Num segundo momento,
devemos reconhecer que estamos ativamente envolvidos com o mundo; tanto o mundo
como as coisas são então percebidos como dotados de significado em função desse
envolvimento ativo. A objetividade do mundo deriva de nossa experiência
subjetiva com ele. Essa experiência subjetiva é primária. Os nossos processos
cognitivos têm por base mesma a percepção e nossas capacidades
sensório-motoras. Nossa cognição resulta dessas capacidades e de nossas ações
no mundo.
O Dasein é sempre um
ser interessado no mundo. O significado das coisas deriva do nosso interesse
nelas, e disso resulta o caráter de nosso envolvimento com elas. Naturalmente,
nosso envolvimento com o mundo não é tão-somente intelectual ou teórico, mas
também emocional, prático, estético, imaginário, etc.
Nossa experiência é
sempre um mundo pleno de significados. O mundo que um indivíduo percebe é, em
certo sentido, o seu próprio mundo, diferente do mundo percebido por
outro indivíduo. Esse mundo próprio é um mundo significativo e os significados
que têm são aqueles que o indivíduo percebe.
Uma vez que o mundo é
o horizonte a partir do qual é possível a experiência humana, o mundo não se
reduz ao meu próprio mundo. O mundo e as coisas que nele encontro têm
uma propriedade que independe de meus desejos e de meus interesses, de modo que
grande parte dos significados das coisas que nele se topam são significados que
encontro no mundo. A ideia de mundo como totalidade de significados
implica a assunção de que as coisas só ganham significado na sua relação com
outras coisas e seus significados, no horizonte da totalidade do mundo.
Finalmente, o
sujeito, que não existe senão no mundo e em sua relação ativa com o mundo, é
sempre sujeito que age sobre o mundo e sofre dele uma ação. Esse sujeito não se
identifica com uma consciência abstrata, mas é sujeito corporificado. A
experiência que temos do mundo tem como base nosso corpo: o mundo não é só
objeto de reflexão e de interpretação; é mundo que experimentamos com o corpo,
ao qual respondemos subjetivamente com o corpo. Em última instância, o mundo, antes de ser mundo que
compreendemos, é mundo que sentimos.
Com vistas a compreender melhor a dimensão do
abalo niilista, ponderemos, brevemente, sobre o significado de existir. Existir é, decerto, mais do que o viver biológico.
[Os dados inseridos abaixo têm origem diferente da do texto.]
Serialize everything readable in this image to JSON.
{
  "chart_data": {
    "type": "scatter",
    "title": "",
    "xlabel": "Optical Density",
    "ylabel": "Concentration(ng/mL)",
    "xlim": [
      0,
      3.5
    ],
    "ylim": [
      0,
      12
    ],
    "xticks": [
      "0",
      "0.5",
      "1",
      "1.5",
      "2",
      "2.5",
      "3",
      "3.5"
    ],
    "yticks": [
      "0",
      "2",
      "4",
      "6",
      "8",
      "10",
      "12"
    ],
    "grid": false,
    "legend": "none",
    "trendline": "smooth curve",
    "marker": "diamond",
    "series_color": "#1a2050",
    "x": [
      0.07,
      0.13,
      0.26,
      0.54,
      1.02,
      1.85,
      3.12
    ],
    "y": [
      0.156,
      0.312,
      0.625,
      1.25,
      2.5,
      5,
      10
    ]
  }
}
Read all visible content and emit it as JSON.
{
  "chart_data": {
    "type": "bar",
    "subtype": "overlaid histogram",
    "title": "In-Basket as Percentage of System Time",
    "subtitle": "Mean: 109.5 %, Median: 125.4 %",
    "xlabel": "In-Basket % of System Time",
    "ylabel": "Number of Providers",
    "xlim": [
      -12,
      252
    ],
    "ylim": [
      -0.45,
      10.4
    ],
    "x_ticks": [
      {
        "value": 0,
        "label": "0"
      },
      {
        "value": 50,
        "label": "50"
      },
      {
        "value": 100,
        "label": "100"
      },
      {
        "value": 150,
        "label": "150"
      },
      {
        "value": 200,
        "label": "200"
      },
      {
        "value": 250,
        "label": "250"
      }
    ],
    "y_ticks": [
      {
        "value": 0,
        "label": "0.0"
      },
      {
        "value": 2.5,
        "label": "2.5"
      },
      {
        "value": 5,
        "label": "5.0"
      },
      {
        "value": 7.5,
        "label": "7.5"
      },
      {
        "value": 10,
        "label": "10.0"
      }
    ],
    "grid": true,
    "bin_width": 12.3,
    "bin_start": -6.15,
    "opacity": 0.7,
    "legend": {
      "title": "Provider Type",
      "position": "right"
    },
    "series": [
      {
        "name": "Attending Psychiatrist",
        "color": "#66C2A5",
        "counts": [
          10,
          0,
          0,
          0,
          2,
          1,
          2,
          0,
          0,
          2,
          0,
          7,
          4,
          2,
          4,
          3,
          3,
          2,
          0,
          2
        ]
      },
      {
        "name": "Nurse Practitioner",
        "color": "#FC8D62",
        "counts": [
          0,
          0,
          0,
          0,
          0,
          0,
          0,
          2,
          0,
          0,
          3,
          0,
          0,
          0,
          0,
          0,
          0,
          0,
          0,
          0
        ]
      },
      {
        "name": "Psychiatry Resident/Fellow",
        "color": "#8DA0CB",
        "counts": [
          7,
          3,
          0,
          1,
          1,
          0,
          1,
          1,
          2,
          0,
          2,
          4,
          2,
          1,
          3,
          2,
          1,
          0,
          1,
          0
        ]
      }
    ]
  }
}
Se os animais são, se a planta é ( em-si, segundo Sartre), o homem é ser
para-si, ao que nós acrescentaríamos, ser-com. Existir é um movimento
relacional com o sentido, que é seu fundamento. Para o homem, existir é estar
consciente da relação com o em-si. A existência do para si (a consciência
humana), dirá Sartre, é liberdade e transcendência, pois que nega sua
facticidade tanto quanto os objetos. O homem existe sabendo o que não é. E a
relação com o sentido é sempre de abertura para um além de sua facticidade, de
sua condição natural. O sentido é lugar de transcendência do homem em relação a
essa condição, que não pode negar completamente, é claro (não pode deixar de
ser finito), mas que lhe permite continuar a existir na condição de
ser-para-a-morte (Heidegger). Ora, se o Dasein é constitutivamente um
ser-para-a-morte, se a morte é sua possibilidade mais autêntica, se essa
condição é fonte de angústia, não pode o homem abrir mão do sentido, de existir
tecendo sentido. Se existir é correr para a morte inevitável; se, como notara
Durkheim, a sociedade é um bando de homens que caminha em direção à morte
inevitável, o homem está condenado, ao longo dessa corrida, a produzir
sentidos, a tecer de significados as malhas de sua existência.
Um exemplo
extremamente interessante que ilustra a indispensabilidade do sentido para o
existir humano é o fenômeno do suicídio. É um truísmo dizer que somente
os seres humanos são capazes de se suicidar, mas o que daí se segue tem
importância filosófica. O homem é o único ser que, deliberadamente, pode dar
cabo de sua própria vida e não deixa de ser espantoso, para muitas pessoas, que
alguém que goze de perfeita saúde possa se matar. É possível que as
razões para explicar o suicídio variem bastante, mas vistas em conjunto, de uma
perspectiva filosófica, elas indicam a percepção pelo indivíduo da absurdidade
de sua existência. O suicídio também ajuda-nos a ver a importância da dimensão
do sentido para a própria conservação da existência. O suicídio parece
testemunhar em favor do fato de que, para o ser humano, a manutenção do viver é
dependente de sua coerência simbólica. Pessoas se matam porque a vida deixou de
fazer sentido para elas. O niilismo dilui o enraizamento ontológico do homem no
mundo, de modo que o homem se sente existindo num vácuo que lhe inspira terror.
Tomemos, agora, a
importância do anúncio da morte de Deus. Novamente é Cabral (p. 26) que nos
adverte de que a questão da morte de Deus, longe de servir à caracterização
definitiva do niilismo, constitui o caminho para a compreensão de suas raízes
ontológicas.
É claro que o
niilismo exibe um caráter histórico, mas apenas na medida em que marca a
presentidade de um processo histórico. O niilismo não só é “um princípio
constitutivo de nosso presente histórico”, como também “vigora como
determinante do desdobramento de nosso tempo” (p. 27). O niilismo é estrutural,
e o é porquanto não se reduz às suas manifestações culturais, mas “acomete o
modo de determinação do mundo histórico que é o nosso” (p. 27).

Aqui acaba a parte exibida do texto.